There was anger from what Section 25 (I) of the law says. It requires that each federation informs the Minister in charge of Culture about the organisation of national or international cultural events, as well as the terms and conditions of their organisation.

In addition, Section 33 of the law requires that the by-laws of the companies, unions, guilds and federations have provisions to state origin and nature of resources, internal accounts auditing arrangements, including mechanisms for external accounts auditing by an approved auditing body and/or competent public services. This move has been seen as putting a noose around the operations of the creative sector by increasing regulation which is counterproductive.

Some are against the idea of artists paying any taxes to the government who have done next to nothing to help their industry, promote and invest in their growth. However, others advance that the government has no way of raising funds to do the needed if the artists themselves do not pay taxes on their earnings just like normal businesses are required to in order to generate revenue for the government.

Another cause for concern has been the fact that artists or those in the culture and arts sector must be authorised by the Minister of Arts & Culture before they can receive any funding within and outside of Cameroon. Making matters worse is the requirement by the MINAC law to get permission before collaborating with international bodies, artists or companies.

This means artists will need approval from MINAC before being able to go on tour, do a collaboration with international artists; a move which many see as a huge deterrent towards attracting international collaborations from renowned artists who can easily shift to other neighbouring countries for needed talent.

Limitation to Geographical Areas

The make-up of how companies, unions and guilds are supposed to work based on geographic location is problematic. This is elaborated above and is detailed in Chapter III, Sections 10 – 18 of the law. If you can only work in an area where your union is affiliated, this makes movement within the country for artistic ventures almost impossible due to the delays in obtaining the required permits and the bureaucratic bottlenecks involved.

In a nutshell, the law directs all final decisions and approvals on activities relating to cultural expression and the arts to the MINAC and the Minister of Arts & Culture. During the consultation process, the artists ‘selected’ to participate were not those who espouse political consciousness.
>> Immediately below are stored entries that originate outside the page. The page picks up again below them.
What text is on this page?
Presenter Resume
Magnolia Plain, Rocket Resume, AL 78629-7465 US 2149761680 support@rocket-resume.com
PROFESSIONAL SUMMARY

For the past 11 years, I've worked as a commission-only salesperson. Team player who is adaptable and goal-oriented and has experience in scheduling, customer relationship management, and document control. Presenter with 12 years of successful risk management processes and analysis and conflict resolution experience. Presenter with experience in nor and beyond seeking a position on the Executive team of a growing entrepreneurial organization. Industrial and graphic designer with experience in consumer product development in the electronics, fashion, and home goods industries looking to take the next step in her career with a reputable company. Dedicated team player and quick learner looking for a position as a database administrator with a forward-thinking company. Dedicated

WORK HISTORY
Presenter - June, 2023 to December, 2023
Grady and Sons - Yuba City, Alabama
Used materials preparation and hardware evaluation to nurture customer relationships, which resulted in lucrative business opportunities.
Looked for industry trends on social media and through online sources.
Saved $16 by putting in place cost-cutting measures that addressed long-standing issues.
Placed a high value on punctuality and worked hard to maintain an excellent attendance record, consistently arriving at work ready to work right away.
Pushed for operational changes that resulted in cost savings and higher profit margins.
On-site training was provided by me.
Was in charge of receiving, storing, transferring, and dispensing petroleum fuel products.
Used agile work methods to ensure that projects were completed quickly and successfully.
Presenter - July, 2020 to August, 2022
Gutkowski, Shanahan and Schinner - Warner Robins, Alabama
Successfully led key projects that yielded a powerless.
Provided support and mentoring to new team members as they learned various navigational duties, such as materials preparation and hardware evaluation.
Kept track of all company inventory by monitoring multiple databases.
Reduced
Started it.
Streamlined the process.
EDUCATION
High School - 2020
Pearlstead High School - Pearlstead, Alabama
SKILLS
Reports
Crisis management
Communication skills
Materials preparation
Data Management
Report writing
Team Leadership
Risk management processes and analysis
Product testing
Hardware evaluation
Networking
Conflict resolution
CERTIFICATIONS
They are not well known in Cameroon and it is believed they were paid to do this.

It is clear that the culture and creative industries require deregulation and not more regulation. Looking at it from a global perspective, governments around the world have realised that it is a better move to liberalise creative spaces rather than control them.

But a key question to ponder is why now? Was this law really necessary or was the needed action about implementing already existent laws? If the latter is the case, then some people have no reason to be worried about this new law because it might also not be implemented.

However, others wonder why the artists, musicians, filmmakers, writers, producers, dancers and all those in the arts and culture industry; have not come out in their numbers to denounce this law with action and not armchair activism as seen via social media postings from some of the artists. There is the perception that people are more worried about the artists than they are worried about themselves.

Industry events organised by the likes of CAMIFF (The Cameroon International Film Festival) and RECAN (National Artistic and Cultural Season Relaunch) present great opportunities to rally support and sign petitions against such a law. Casual observations of how the industry conducts itself indicate it is greatly fragmented as seen with RACAM operating separately from SONACAM. There is a great need for all parties, stakeholders involved in this space to come together and speak in one voice for changes they wish to see introduced to this law.

Will it be a little too late? Can the law be revoked or amended to meet the aspirations of those in the arts industry? Have you read it and what are your thoughts on this?